Прозвучало зловеще, я поневоле забоялась. Но пока подбирала достойную причину не пускать Алекса в кладовку, что-то грохнуло, и отец, закрыв телефон, резко обернулся на звук.
– А это что такое?! – В голосе отца прорезались такие удивленные нотки, что мы все дружно занялись разглядыванием ботинок. Отец стоял перед Анькой с видом суровым, но крайне пораженным, и неверяще сверлил взглядом черный гроб с цепями.
Анька, переступив с ноги на ногу, сцепила руки за спиной.
– Гроб.
– И как он тут оказался? – коршуном обернулся на нее отец.
– Сам залез? – предположила сестра.
Отец постоял, прожигая Аню взглядом. Обычно это работало: фирменный взгляд папочки прошибет любого.
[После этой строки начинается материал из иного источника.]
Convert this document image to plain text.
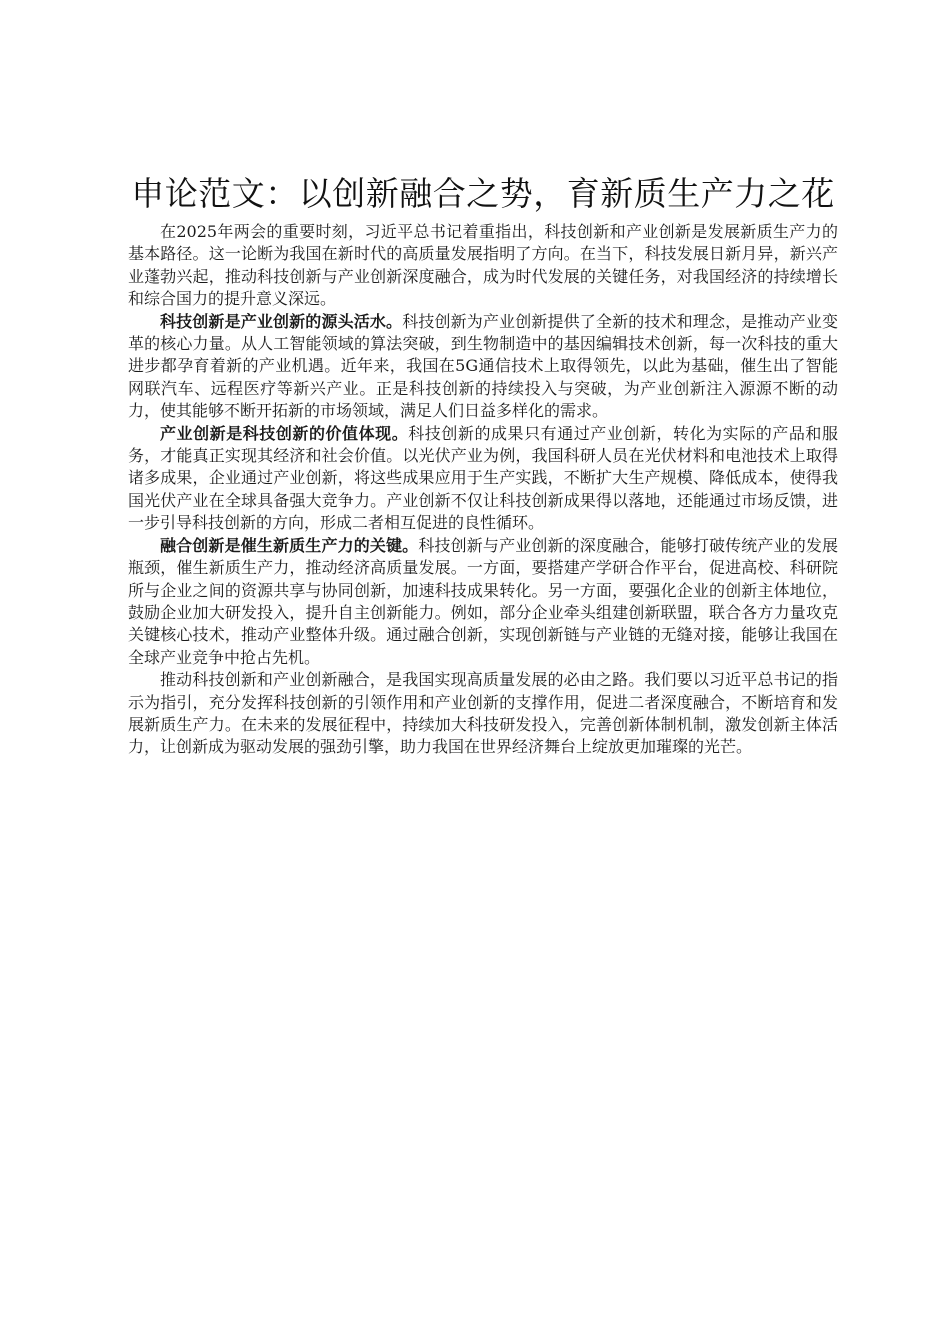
申论范文：以创新融合之势，育新质生产力之花

在2025年两会的重要时刻，习近平总书记着重指出，科技创新和产业创新是发展新质生产力的基本路径。这一论断为我国在新时代的高质量发展指明了方向。在当下，科技发展日新月异，新兴产业蓬勃兴起，推动科技创新与产业创新深度融合，成为时代发展的关键任务，对我国经济的持续增长和综合国力的提升意义深远。

科技创新是产业创新的源头活水。科技创新为产业创新提供了全新的技术和理念，是推动产业变革的核心力量。从人工智能领域的算法突破，到生物制造中的基因编辑技术创新，每一次科技的重大进步都孕育着新的产业机遇。近年来，我国在5G通信技术上取得领先，以此为基础，催生出了智能网联汽车、远程医疗等新兴产业。正是科技创新的持续投入与突破，为产业创新注入源源不断的动力，使其能够不断开拓新的市场领域，满足人们日益多样化的需求。

产业创新是科技创新的价值体现。科技创新的成果只有通过产业创新，转化为实际的产品和服务，才能真正实现其经济和社会价值。以光伏产业为例，我国科研人员在光伏材料和电池技术上取得诸多成果，企业通过产业创新，将这些成果应用于生产实践，不断扩大生产规模、降低成本，使得我国光伏产业在全球具备强大竞争力。产业创新不仅让科技创新成果得以落地，还能通过市场反馈，进一步引导科技创新的方向，形成二者相互促进的良性循环。

融合创新是催生新质生产力的关键。科技创新与产业创新的深度融合，能够打破传统产业的发展瓶颈，催生新质生产力，推动经济高质量发展。一方面，要搭建产学研合作平台，促进高校、科研院所与企业之间的资源共享与协同创新，加速科技成果转化。另一方面，要强化企业的创新主体地位，鼓励企业加大研发投入，提升自主创新能力。例如，部分企业牵头组建创新联盟，联合各方力量攻克关键核心技术，推动产业整体升级。通过融合创新，实现创新链与产业链的无缝对接，能够让我国在全球产业竞争中抢占先机。

推动科技创新和产业创新融合，是我国实现高质量发展的必由之路。我们要以习近平总书记的指示为指引，充分发挥科技创新的引领作用和产业创新的支撑作用，促进二者深度融合，不断培育和发展新质生产力。在未来的发展征程中，持续加大科技研发投入，完善创新体制机制，激发创新主体活力，让创新成为驱动发展的强劲引擎，助力我国在世界经济舞台上绽放更加璀璨的光芒。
Но сестра у меня, закаленная бесконечными побегами из дома, держалась стойко и смотрела невинными глазами кота из Шрека. Даже я на секунду поверила, что гроб сам залез поверх машины, присосался цепями и, громыхая на ухабах, прокатился до Убежища. И теперь пробирался внутрь дома – тихо так, бесшумно.
– Чтобы этого, – наконец, отец указал дрожащим пальцем на гроб и с яростью выплюнул, – здесь не было! – Он обвел нас пристальным взглядом, скривился. После чего стремительно сорвался с места, на ходу бросив отрывистое: – В дом!
– Есть, сэр! – ядовито прошептала я, и не думая двигаться с места.
Анька тоже ударилась в бунт: невозмутимо закинула на плечо массивную цепь и потащила гроб по дорожке… спать она в нем, что ли, собирается?… Алекс задумчиво ворошил волосы рукой… один Влад, как послушный папенькин сыночек, потрусил к дому мелкой рысью. Ни дать ни взять щенок за хозяином.
Я фыркнула, подняла голову и сощурилась, рассматривая дом после долгой разлуки. Милым и приветливым его точно не назовешь. Издалека он напоминал зловещий особняк с привидениями. Потеки воды на сероватых стенах, мрачный и местами высохший плющ, обившийся вокруг потемневшей от времени лепнины. Этот дом стоял здесь до нас и будет стоять после. Он счастливо пережил пару-тройку веков и несколько поколений охотников. Как и бабушка, он оставался невозмутимым ко всему.
Меня он не любил. Как и я его. Но вот мы встретились снова.
– Здравствуй, чертов дом семейки Аддамс, – неприязненно буркнула я, отмахиваясь от ветки дерева, норовящей заехать по лицу.